Many red lights flashed about Terry Thompson
From ANIMAL PEOPLE, November/December 2011:
ZANESVILLE–After Terry W. Thompson released 56 tigers, lions, bears, and other dangerous animals on October 19, 2011, and then shot himself, and after Muskingum County sheriff’s deputies shot 48 of the animals, practically everyone agreed that Thompson should never have had his animal collection in the first place.

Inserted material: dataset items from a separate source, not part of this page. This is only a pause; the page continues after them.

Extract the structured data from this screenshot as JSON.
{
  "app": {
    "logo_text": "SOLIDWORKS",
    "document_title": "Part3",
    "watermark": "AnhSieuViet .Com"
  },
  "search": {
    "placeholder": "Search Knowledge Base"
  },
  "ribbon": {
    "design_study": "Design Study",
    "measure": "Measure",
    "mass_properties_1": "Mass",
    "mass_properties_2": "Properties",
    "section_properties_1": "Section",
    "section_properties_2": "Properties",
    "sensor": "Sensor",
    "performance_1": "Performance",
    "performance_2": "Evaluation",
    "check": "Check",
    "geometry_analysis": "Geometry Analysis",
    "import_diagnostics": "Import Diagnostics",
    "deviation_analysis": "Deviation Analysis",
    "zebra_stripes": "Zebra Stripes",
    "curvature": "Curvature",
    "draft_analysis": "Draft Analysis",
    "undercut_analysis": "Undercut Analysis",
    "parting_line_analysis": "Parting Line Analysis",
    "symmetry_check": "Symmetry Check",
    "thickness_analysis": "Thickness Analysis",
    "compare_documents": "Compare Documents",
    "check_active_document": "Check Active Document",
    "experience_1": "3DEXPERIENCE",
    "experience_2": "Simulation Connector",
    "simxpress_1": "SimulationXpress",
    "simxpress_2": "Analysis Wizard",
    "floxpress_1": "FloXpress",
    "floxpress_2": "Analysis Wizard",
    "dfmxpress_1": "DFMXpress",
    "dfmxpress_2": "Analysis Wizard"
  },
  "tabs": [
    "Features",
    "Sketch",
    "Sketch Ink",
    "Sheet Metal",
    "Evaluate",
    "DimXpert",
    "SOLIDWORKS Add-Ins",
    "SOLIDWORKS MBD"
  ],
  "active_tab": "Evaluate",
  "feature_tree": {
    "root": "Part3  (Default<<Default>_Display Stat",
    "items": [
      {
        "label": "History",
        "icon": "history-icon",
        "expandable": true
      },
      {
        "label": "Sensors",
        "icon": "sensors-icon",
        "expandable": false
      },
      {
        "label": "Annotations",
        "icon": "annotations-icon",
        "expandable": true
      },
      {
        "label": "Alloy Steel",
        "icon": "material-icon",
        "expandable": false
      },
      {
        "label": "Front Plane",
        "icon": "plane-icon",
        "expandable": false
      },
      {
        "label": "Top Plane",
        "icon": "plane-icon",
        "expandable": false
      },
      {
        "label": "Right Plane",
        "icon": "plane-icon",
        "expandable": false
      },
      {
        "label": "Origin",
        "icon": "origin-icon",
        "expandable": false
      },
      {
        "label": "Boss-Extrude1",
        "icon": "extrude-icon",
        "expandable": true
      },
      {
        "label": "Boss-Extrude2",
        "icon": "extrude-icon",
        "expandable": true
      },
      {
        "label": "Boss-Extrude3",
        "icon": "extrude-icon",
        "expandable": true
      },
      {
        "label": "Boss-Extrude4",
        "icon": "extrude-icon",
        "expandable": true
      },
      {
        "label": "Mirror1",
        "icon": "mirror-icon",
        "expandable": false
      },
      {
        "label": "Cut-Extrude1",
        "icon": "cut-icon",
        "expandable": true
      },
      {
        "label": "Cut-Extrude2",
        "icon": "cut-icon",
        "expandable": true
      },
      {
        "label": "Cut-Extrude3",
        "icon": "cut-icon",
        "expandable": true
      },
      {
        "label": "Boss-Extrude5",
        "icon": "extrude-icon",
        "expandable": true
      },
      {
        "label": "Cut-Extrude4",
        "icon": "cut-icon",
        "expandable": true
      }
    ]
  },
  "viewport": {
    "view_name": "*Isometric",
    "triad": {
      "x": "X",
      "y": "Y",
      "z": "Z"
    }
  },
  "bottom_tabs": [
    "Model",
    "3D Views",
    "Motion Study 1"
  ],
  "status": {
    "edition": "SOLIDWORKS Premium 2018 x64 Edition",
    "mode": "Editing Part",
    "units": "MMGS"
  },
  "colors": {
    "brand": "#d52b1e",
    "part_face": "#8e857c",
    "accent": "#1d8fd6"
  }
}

Before that, recalled Randy Ludlow of the Columbus Dispatch,
“Thompson was a Vietnam veteran, pilot, admirer of vintage
firearms, and a businessman,” who at his death reportedly owed more
than $68,000 in unpaid liens and taxes, but for more than seven
years fended off complaints about how he fed and housed the animals.
Thompson bought a lion cub for his wife Marian as a birthday
present in 1977. They bought the 73-acre Muskingum County Animal
Farm property in 1987.
As the Thompsons’ animal collection grew, Terry Thompson
sold guns and motorcycles, flew errands in light aircraft, and
collected roadkill to keep the animals fed. Marian Thompson
reportedly gave riding lessons.
“The Muskingum County Animal Farm was not open to visitors,”
wrote Andrew Welsh Huggins and Ann Sanner of Associated Press, “but
Terry Thompson would occasionally take some of the smaller animals to
nearby pet shows or nursing homes. He also provided a big cat for a
photo shoot with supermodel Heidi Klum and appeared on the Rachael
Ray Show in 2008 as an animal handler for a zoologist guest.”
Despite all that, neighbors complained that the Thompsons’
animals were inadequately fed. In 2005, after three cows and a
bison were found dead of alleged starvation on another property that
Terry Thompson owned, he “was convicted in Muskingum County
Municipal Court of cruelty to animals, having an animal at large,
and two counts of rendering animal waste without a license,” Ludlow
wrote. “Terry Thompson was put on house arrest for six months and
paid a $2,870 fine in that case,” Ludlow recalled.
Terry Thompson reportedly paid off the mortgage on 46 acres
of the Muskingum County Animal Farm in 2007 and sold it to a coal
company for $500,000, but apparently retained the right to continue
to live there and keep his animals there until the coal company
wanted to use the land.
Meanwhile Terry Thompson allowed his federal permit to sell
guns to lapse. The Bureau of Alcohol, Tobacco, and Firearms in
June 2008 seized 133 firearms from the Thompsons’ home, including
five unregistered automatic weapons and three sawed-off shotguns and
rifles with serial numbers filed off. Terry Thompson claimed to have
inherited the weapons from his father. He denied ever having any
involvement in hunting.
The investigators found “cages without roofs, cages secured
by plastic ties and other makeshift methods, and in some cases,
relatively lightweight dog kennels were used to secure lions and
tigers,” reported Rene Lynch of the Los Angeles Times. “Lions,
tigers, bears, monkeys, wolves, leopards and mountain lions
lacked food, water and shade, and were living in unsanitary
conditions in cages caked with layers of urine and feces. In some
cases, animals were living alongside rotting carcasses,” Lynch
summarized. The cages were “so tight that the animals, particularly
tigers and lions, could not get sufficient exercise. Pens were
located right alongside each other, causing stress and anxiety for
the animals. Lion cubs showed signs of bow-leggedness due to
malnutrition, a mountain lion suffered tremors, and there was
sewage and standing water in the bears’ pen. Injuries in need of
treatment included a cut over a bear’s eye, a horse with an injured
leg, and lesions on a lion’s hips. There had been at least three
dozen complaints since 2004 about Thompson’s exotic menagerie
–including a giraffe grazing by a highway and a monkey in a tree,”
Lynch recounted.
Despite all that, the animals remained on the site in Marian Thompson’s care while Terry Thompson served 366 days in prison for the firearms offenses.
Seven animals who survived the shooting on October 19, 2011
were transported to the Columbus Zoo. But only a quarantine order
kept the animals there when Marian Thompson sought to reclaim them.